Sal came through the door first. His suit was still intact, his posture controlled, but she had known him for thirty years. She could read the difference between Sal performing calm and Sal actually possessing it.
This was performance.
Zelda followed him in. She dropped her overnight bag by the door.
Miranda had poured three glasses of scotch while she waited. She needed something to do with her hands. She pushed two glasses across the kitchen island.
"Owen's accounts are frozen." Sal picked up the glass but didn't drink. "All of them. Lorenzo moved faster than I expected."
"Lorenzo's been building this for months." Miranda's voice came out flat. "We should have seen it coming."
"What we should have done isn't useful right now." Sal set the glass down. "What's useful is knowing what we have left to work with."
Miranda looked at him. Her hands were shaking. She pressed them flat against the counter to stop it.
"Do you understand what we just walked into?" Her voice went up slightly. "Scarlett married Damon Wolfe. Not some second-tier operator. Not some connected guy we could negotiate with. Damon Wolfe."
"I know who he is."
"Do you?" She took a step toward him. "Because I've been thinking about nothing else since this morning. She was supposed to be gone. Permanently gone. And instead she's married to the one man in New York that nobody touches."

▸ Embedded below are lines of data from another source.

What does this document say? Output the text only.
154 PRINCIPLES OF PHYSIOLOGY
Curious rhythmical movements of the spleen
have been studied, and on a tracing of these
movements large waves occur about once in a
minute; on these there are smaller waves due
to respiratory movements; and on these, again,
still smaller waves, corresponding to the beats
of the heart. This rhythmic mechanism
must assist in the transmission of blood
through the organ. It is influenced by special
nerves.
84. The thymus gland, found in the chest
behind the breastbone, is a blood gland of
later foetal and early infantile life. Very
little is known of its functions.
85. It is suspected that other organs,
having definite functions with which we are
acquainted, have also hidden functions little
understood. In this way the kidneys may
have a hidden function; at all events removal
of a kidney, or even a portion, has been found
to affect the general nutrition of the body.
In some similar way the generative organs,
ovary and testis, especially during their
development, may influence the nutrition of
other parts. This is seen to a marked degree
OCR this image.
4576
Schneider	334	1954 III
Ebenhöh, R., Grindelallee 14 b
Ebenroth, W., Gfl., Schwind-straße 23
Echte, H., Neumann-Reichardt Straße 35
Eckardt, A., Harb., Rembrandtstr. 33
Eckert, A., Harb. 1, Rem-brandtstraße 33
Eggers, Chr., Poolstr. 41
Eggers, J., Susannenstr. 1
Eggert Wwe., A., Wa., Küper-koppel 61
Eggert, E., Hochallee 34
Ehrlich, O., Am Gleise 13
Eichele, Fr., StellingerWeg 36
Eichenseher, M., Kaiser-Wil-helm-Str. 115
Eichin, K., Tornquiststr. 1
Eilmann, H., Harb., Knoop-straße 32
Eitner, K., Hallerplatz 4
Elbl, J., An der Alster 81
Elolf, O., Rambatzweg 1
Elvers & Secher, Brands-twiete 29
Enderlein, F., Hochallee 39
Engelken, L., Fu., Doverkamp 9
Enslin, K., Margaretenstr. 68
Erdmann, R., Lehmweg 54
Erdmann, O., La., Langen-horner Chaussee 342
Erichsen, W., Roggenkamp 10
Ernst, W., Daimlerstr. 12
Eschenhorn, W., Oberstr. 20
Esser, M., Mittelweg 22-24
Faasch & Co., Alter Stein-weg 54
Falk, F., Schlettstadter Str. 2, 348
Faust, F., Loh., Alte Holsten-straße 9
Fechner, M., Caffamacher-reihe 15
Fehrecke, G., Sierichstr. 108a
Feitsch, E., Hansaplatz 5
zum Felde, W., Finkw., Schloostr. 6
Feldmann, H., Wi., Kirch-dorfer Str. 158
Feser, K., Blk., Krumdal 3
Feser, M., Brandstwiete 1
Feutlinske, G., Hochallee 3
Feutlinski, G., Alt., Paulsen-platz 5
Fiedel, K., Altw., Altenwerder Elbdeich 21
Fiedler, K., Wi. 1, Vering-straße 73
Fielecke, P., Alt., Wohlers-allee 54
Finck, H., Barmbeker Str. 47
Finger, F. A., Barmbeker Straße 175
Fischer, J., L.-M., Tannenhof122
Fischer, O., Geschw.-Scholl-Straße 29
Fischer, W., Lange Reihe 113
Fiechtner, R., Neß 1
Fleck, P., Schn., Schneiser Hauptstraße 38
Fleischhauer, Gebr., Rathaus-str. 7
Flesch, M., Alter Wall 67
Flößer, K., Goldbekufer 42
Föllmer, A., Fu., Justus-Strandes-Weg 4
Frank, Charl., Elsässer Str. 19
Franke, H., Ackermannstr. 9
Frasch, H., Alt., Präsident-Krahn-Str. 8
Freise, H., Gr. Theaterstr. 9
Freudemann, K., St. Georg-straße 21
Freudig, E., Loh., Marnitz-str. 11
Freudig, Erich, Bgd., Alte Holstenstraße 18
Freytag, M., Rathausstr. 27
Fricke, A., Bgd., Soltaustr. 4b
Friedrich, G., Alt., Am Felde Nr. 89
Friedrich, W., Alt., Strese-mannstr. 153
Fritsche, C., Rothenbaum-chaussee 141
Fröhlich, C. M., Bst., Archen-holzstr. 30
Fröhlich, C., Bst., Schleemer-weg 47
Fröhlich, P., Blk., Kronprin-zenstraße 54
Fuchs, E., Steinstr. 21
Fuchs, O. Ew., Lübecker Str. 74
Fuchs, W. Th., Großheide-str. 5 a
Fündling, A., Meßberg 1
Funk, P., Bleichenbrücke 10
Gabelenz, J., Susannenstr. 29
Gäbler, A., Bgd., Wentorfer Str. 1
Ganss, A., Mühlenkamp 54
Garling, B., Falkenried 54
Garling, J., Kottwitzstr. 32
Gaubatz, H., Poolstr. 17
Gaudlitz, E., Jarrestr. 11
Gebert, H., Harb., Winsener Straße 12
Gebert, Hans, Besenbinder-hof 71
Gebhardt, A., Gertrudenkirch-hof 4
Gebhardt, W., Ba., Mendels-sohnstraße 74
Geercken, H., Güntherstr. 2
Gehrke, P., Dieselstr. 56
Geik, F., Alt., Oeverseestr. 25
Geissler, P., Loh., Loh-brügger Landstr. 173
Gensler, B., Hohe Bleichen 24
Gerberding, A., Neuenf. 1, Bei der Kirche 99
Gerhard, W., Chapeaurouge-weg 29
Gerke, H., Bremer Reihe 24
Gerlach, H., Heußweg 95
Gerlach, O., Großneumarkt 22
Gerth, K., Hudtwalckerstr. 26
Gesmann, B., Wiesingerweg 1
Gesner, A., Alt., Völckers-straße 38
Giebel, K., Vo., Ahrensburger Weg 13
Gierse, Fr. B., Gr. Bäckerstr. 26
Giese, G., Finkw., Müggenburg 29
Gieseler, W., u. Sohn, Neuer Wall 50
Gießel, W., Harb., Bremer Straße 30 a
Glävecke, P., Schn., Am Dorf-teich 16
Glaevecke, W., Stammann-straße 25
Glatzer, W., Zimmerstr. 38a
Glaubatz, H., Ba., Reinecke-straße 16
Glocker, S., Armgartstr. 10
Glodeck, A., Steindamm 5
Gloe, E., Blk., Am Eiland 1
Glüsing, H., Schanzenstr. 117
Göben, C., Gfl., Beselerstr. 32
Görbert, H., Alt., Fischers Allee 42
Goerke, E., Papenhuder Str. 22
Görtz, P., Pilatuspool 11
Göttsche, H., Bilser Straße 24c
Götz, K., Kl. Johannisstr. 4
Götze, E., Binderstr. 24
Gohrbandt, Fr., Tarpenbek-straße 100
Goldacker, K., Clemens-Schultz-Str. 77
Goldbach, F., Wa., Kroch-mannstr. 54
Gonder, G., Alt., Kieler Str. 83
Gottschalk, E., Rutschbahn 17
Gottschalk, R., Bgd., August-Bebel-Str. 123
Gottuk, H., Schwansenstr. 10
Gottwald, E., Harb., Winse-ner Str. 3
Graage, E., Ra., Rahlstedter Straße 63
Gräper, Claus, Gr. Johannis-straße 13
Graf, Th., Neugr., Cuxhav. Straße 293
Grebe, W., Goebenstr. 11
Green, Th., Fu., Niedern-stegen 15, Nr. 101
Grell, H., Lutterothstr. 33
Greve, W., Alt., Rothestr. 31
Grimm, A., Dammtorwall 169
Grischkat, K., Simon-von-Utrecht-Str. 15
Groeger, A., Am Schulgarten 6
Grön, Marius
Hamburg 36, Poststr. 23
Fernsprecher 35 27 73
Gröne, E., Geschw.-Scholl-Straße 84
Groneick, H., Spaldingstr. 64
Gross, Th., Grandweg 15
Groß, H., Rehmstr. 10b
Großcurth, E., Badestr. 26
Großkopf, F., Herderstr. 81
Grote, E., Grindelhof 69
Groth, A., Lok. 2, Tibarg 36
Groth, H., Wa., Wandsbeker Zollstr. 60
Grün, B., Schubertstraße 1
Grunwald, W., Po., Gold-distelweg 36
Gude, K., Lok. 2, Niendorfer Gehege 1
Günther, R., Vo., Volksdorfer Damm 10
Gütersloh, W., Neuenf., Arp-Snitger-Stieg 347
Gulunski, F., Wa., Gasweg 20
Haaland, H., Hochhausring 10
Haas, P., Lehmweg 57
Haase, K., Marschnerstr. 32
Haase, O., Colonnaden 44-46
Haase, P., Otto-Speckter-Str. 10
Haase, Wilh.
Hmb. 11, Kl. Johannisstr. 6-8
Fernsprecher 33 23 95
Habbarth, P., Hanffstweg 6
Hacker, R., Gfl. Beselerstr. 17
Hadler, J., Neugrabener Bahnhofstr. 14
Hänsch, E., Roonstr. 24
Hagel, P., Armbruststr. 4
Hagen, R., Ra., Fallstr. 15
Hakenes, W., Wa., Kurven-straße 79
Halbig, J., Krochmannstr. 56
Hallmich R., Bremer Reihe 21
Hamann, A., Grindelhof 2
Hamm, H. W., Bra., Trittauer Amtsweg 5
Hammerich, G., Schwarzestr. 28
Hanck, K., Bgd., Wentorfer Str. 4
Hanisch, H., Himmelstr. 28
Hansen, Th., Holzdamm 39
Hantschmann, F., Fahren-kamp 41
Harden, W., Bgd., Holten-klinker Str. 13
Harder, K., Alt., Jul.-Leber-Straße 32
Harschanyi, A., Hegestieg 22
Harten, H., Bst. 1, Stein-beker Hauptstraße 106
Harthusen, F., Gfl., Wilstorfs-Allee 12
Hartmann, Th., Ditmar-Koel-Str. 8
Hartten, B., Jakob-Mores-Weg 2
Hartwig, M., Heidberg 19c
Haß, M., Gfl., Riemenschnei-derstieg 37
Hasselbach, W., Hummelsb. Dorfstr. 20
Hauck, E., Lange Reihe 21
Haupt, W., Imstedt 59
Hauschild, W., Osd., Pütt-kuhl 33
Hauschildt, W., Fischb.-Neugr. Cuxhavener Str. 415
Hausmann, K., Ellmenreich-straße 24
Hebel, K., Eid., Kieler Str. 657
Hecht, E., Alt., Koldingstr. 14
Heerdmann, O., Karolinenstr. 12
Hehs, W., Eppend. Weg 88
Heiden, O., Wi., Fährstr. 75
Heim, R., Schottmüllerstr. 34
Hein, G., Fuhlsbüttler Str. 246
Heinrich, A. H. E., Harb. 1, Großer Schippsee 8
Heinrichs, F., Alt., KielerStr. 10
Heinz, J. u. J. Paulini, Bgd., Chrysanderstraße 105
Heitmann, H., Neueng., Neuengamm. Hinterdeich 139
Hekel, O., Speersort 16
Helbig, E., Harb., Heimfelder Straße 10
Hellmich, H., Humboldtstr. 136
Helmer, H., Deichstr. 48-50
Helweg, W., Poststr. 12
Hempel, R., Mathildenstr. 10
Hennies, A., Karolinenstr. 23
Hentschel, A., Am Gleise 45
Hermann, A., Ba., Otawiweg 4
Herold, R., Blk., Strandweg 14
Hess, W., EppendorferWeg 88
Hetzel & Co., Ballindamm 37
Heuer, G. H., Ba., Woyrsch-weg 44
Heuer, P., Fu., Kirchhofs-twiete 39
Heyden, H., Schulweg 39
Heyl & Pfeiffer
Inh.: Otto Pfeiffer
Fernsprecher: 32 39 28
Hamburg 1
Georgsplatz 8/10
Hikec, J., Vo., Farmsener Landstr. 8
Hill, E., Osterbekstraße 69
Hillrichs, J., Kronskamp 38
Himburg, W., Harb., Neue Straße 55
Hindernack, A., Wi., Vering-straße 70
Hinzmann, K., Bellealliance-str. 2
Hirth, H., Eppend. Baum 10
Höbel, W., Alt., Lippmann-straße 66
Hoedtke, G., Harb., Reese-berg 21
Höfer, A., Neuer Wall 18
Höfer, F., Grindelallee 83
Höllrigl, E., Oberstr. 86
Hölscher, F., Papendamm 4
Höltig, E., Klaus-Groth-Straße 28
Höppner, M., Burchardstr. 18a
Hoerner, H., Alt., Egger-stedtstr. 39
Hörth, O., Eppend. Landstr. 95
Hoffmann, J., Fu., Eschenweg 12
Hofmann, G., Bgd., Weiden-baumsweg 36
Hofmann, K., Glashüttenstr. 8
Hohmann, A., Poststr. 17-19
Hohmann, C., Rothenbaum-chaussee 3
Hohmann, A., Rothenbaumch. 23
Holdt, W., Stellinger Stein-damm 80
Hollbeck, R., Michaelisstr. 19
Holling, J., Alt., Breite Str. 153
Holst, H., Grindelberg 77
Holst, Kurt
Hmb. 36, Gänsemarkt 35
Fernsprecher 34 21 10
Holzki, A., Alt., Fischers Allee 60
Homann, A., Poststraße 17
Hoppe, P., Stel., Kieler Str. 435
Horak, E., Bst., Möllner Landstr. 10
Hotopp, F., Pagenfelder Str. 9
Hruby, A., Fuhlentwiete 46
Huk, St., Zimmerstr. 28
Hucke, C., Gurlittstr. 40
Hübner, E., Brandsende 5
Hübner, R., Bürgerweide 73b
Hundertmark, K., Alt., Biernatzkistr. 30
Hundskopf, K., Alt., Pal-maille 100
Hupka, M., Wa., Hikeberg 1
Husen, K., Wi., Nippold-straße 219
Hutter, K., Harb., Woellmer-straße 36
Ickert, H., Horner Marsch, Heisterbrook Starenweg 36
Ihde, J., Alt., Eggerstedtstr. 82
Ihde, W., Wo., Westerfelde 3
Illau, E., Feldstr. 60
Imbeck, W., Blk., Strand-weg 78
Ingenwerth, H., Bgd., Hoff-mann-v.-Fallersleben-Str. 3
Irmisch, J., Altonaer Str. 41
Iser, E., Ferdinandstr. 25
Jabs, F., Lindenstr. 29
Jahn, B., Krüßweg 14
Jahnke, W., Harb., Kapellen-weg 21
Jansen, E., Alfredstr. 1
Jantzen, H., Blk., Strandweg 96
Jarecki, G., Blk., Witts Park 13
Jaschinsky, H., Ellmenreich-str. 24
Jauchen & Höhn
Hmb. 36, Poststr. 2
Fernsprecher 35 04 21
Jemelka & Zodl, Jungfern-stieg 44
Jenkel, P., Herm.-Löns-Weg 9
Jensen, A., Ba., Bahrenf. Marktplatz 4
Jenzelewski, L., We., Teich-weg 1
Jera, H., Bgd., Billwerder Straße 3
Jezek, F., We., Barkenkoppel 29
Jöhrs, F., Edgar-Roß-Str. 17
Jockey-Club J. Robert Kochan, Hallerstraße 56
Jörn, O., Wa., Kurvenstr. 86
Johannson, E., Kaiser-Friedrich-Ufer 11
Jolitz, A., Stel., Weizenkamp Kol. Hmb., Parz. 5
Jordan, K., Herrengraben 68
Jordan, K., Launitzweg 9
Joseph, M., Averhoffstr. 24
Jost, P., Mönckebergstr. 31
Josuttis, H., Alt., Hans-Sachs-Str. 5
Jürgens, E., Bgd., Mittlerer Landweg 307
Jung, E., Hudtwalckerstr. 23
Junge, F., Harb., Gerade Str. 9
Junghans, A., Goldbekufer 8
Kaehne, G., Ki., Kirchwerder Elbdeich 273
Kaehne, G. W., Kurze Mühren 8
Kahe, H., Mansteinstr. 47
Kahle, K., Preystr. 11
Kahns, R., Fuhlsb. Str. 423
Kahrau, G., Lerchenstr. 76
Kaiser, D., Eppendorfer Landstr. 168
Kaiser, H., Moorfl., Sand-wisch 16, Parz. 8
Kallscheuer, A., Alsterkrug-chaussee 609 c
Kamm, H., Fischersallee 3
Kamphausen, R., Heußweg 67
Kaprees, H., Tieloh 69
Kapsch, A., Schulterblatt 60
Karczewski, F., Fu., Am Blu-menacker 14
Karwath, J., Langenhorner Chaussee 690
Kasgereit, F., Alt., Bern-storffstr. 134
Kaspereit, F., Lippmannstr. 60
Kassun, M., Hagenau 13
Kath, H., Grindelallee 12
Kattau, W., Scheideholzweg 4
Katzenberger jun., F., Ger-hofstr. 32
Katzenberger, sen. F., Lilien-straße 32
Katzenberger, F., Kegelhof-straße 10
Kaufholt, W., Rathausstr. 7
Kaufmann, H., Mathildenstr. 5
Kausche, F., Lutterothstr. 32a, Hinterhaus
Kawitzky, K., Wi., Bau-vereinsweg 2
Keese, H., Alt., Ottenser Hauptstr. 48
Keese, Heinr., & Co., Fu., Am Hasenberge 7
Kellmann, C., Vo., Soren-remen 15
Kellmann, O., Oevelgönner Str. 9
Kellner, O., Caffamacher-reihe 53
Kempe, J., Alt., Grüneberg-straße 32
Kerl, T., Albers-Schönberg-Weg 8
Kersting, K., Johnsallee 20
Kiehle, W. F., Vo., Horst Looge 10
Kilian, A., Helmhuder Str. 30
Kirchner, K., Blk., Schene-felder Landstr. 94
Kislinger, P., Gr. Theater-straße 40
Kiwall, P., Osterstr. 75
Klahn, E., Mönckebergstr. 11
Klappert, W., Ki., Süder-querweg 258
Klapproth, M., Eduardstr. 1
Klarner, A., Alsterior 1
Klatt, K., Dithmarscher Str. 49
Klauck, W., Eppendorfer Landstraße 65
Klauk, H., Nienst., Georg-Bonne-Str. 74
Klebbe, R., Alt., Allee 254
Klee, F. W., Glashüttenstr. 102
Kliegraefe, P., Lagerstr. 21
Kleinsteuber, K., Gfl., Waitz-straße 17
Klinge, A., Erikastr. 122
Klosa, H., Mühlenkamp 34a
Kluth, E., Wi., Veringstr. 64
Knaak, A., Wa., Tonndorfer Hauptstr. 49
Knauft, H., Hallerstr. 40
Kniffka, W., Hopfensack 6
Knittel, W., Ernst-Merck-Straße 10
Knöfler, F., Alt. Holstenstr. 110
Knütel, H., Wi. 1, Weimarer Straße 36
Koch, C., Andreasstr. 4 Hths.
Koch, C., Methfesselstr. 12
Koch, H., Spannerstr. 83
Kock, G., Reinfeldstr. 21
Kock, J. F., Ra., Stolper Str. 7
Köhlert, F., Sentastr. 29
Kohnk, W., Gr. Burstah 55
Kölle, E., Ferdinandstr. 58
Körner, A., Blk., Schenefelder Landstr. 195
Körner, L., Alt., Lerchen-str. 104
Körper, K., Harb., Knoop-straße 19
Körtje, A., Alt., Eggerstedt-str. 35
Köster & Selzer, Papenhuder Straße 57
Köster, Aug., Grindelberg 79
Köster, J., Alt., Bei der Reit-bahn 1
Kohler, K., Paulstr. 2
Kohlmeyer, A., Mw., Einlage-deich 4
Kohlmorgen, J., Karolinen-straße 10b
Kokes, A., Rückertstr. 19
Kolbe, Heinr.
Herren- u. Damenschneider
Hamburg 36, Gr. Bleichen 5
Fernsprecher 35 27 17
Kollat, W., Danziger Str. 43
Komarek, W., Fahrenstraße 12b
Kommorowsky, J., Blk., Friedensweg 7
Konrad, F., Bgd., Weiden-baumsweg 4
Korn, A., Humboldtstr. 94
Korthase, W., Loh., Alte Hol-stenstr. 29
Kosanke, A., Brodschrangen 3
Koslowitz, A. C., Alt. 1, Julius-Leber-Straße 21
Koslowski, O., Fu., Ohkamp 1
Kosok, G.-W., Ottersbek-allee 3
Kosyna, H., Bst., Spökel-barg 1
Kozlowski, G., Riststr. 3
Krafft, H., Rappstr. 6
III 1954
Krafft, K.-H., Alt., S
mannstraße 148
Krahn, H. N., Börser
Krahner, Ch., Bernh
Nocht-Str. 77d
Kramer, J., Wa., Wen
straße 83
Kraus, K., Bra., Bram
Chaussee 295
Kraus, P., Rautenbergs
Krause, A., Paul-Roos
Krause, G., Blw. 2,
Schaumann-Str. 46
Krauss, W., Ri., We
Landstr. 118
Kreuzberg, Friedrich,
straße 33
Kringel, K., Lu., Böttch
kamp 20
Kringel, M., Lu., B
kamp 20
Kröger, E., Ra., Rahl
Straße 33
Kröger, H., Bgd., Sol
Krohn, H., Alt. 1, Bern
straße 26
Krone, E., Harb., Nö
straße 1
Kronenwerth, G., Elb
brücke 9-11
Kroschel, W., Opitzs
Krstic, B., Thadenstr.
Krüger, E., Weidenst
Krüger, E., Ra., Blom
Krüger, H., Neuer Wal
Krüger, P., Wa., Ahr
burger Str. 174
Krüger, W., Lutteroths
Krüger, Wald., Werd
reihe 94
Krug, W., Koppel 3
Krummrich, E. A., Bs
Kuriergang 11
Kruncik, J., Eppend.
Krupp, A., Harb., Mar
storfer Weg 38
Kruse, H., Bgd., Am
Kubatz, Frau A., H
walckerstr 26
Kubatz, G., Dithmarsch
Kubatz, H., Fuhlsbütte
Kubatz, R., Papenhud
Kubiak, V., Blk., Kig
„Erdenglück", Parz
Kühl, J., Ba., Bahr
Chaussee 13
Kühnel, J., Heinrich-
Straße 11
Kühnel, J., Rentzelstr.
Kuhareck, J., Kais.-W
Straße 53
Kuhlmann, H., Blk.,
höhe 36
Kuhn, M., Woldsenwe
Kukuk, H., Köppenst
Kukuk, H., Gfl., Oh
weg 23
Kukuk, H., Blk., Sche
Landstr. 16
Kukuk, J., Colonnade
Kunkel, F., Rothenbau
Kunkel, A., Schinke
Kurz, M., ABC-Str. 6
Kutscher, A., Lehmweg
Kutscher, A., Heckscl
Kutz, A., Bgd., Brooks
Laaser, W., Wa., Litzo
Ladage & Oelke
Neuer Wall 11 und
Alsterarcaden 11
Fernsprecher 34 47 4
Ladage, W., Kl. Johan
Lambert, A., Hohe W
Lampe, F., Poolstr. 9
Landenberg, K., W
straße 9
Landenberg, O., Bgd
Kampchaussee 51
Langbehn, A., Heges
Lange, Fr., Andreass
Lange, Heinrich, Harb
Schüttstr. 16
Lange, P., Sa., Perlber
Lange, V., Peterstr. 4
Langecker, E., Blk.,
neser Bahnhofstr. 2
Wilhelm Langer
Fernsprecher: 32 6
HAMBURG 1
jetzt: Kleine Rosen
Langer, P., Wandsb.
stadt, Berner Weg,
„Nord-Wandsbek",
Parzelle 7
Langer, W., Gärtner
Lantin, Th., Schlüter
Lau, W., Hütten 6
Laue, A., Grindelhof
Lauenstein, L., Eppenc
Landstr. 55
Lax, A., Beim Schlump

"You made that decision." Sal's voice was quiet.
Miranda turned to look at him fully.
"I made it with your full knowledge." Her words came out precise and controlled. "With your tacit approval. Because you wanted Zelda in that house and you wanted Viviana too broken to ask questions."
"I never told you to have her taken."
"You never told me not to." She moved around the island toward him. "You never said a word against it. Not when I told you what I was planning. Not when it was done. Not for nineteen years afterward."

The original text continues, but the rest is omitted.